A former finance lawyer inspired by a grandfather who has Parkinson’s disease, he founded Charity Miles to help people earn corporate sponsorships for causes they care about. “I always wanted companies to sponsor me when I participated in races to support people with Parkinson’s,” said Gurkoff. “But they would never do that because, even though they wanted to support charity, I was not a celebrity and there was nothing I could do to drive a return on investment.”
By creating an app that got together a big group of people who all wanted to donate, Gurkoff realized he could help create some clout.
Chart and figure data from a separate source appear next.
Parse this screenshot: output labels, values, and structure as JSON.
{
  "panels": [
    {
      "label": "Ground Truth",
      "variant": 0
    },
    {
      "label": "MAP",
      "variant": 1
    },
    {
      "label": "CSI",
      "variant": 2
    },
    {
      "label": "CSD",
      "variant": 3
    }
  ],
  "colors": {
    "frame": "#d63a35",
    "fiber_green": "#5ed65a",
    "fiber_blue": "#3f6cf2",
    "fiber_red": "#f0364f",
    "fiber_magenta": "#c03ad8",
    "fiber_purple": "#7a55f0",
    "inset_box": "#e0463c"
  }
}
For every mile traveled biking, walking or running, tracked using GPS, you can earn up to 25 cents from a sponsor pool for charities like the Wounded Warrior Project, Feeding America, Stand Up to Cancer and the ASPCA. That means running a marathon could earn up to $6.55 for a charity of your choice. While that number sounds minuscule for an entire marathon, all the miles and all the dollars add up.
“Our biggest impact doesn’t come from running a marathon, it comes from people who walk, run or bike every day,” said Gurkoff. “Every mile matters.”
So far, Charity Miles members, many of whom just keep the app on as they walk through their day, have earned over $1 million for their charity partners, from sponsors like Humana, Johnson & Johnson, Timex and Lifeway Foods, which contribute between $25,000 and $100,000 to the donation pool monthly.
Sponsors look at the apps — with networks of philanthropic, tech-savvy users — as opportunities for marketing, improving their name recognition and reputation as a charitable organization. And users want to be involved in the social causes the apps support.
“Healthy living, building community, doing good for the world … these are all things we want to associate ourselves with,” says Derek Miller, a spokesman at dairy products supplier Lifeway Foods, which has donated more than $100,000 to Charity Miles in connection with tragedies including the Boston Marathon bombings, Typhoon Haiyan in the Philippines in 2014, and the earthquake in Nepal. “This app lets us connect with people who are just generally interested in a healthy lifestyle through fitness.”
Another spin on that miles-traveled method comes from ResQWalk, which creates a donation pool from a portion of the revenue it earns serving ads across a variety of apps and websites. Each week it distributes to animal charities in proportion to the number of miles walked for each one.
Since ResQWalk launched in July 2014, its users have walked more than 1.6 million miles and donated about $76,000 as of July 1. Looking ahead, founder Bailey Schroeder says she wants to bring corporate sponsors on board to grow the size of the charity pool, which has averaged $1,400 weekly over the past year.
James McQuivey, an analyst at Forrester Research, says companies will get more comfortable with marketing through donations for apps like Charity Miles. Upping the number of “digital interactions” lets companies measure engagement and adjust marketing approaches based on hard data in real time — and that can be highly effective in luring new customers and retaining old ones.
“And the approach of supporting the causes people care about is probably going to be more successful,” he said.
It all comes down to doing philanthropy in a different way than ever before, says Derrick Feldmann, president of research agency Achieve. “People today want to be able to do good anytime, anywhere,” he said. “They want to give to causes in a more impulsive way.”